Mike McCallister, coordinator for Snohomish County's Department of Emergency Management said that water apparently found its way beneath a layer of clay about 40 to 60 feet underground and started to erode the soil.
The weight of additional water above may have caused the collapse, he said.
All of the Eastmont neighborhood, which was platted about 40 years ago, drains into nearby Woods Creek, which runs behind the homes of Danielson and a next-door neighbor, James Tholen.
Tholen had been storing his newly married son's restored 1966 Mustang in a carport. But at 5:30 Tuesday afternoon, he noticed his carport beginning to slope behind his home.
"I thought, `What's going on?' I walked in the back yard to see why. I was dumbfounded. I called my wife. `You gotta come see this.' "

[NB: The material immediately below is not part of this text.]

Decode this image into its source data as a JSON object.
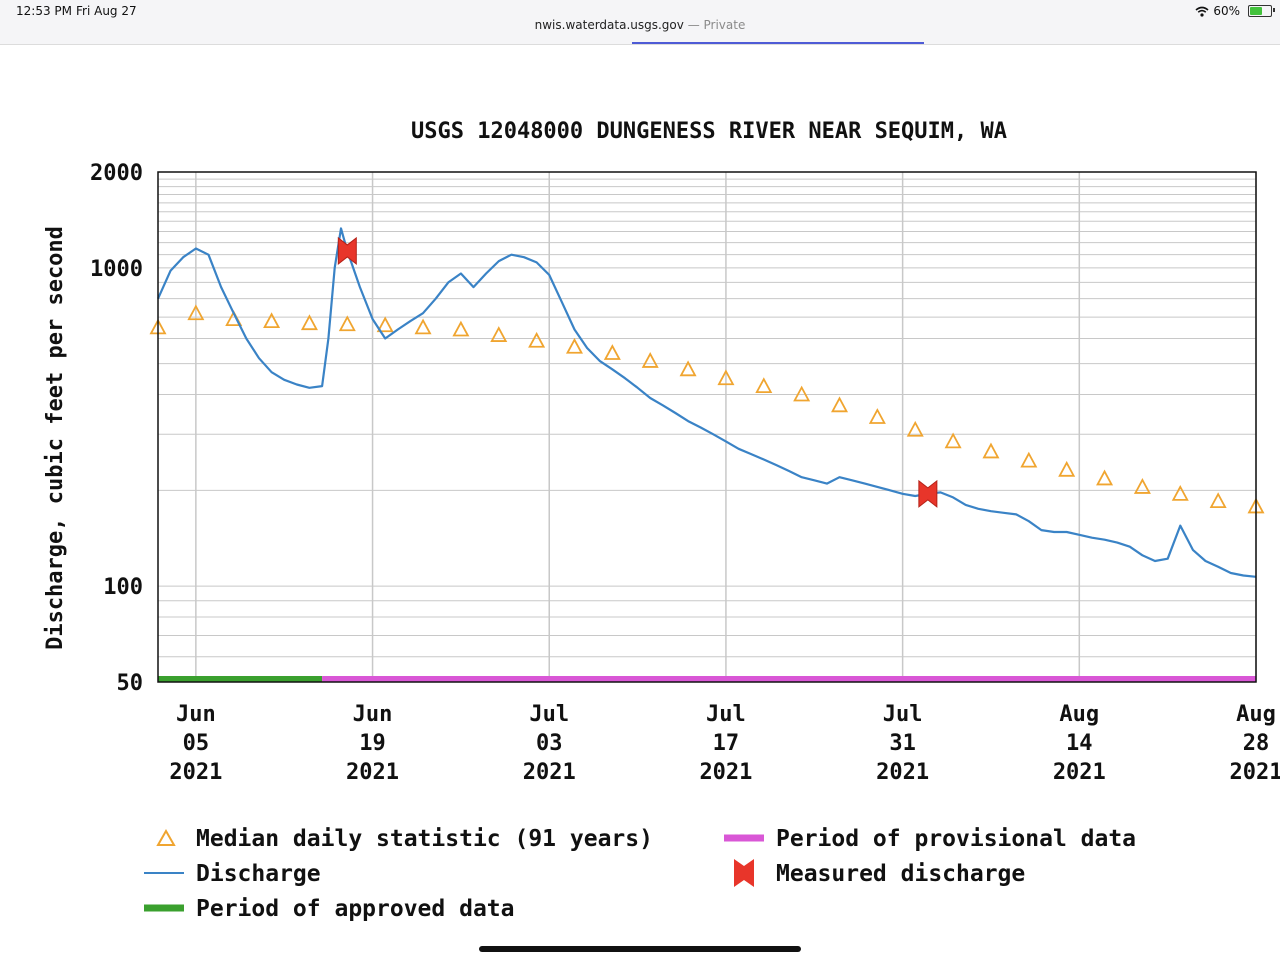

She did. "The ground went out from under it," Norma Tholen said.
"And it went in nose first."
The Tholens built the house 36 years ago.
By late last night, nobody had been evacuated. Snohomish County officials said they were weighing whether to require neighborhood residents to leave.
Danielson said he doesn't plan on leaving. He checked the inside of his home for surface cracks and the outside for foundation movement.
"Actually, I'm not too nervous," he said. "Personally, I don't feel imminent danger at this point."
Danielson bought his home, a gray 2,500-square-foot rambler, more than nine years ago. He's never had problems like this, he said.
His Japanese maple tree was a gift from a friend in Mill Creek about four years ago. The tree had grown to about 18 feet.
Now there's no trace of it.
McCallister, from Emergency Management, said that officials plan to take soil samples to try to determine how porous the soil is and check for air pockets.
The solution, Walsh said, could be pumping out the underground water, or channeling waters away.
Meanwhile, everybody is just walking cautiously.
"We need help. No doubt about it. This is not a backyard situation," Tholen said.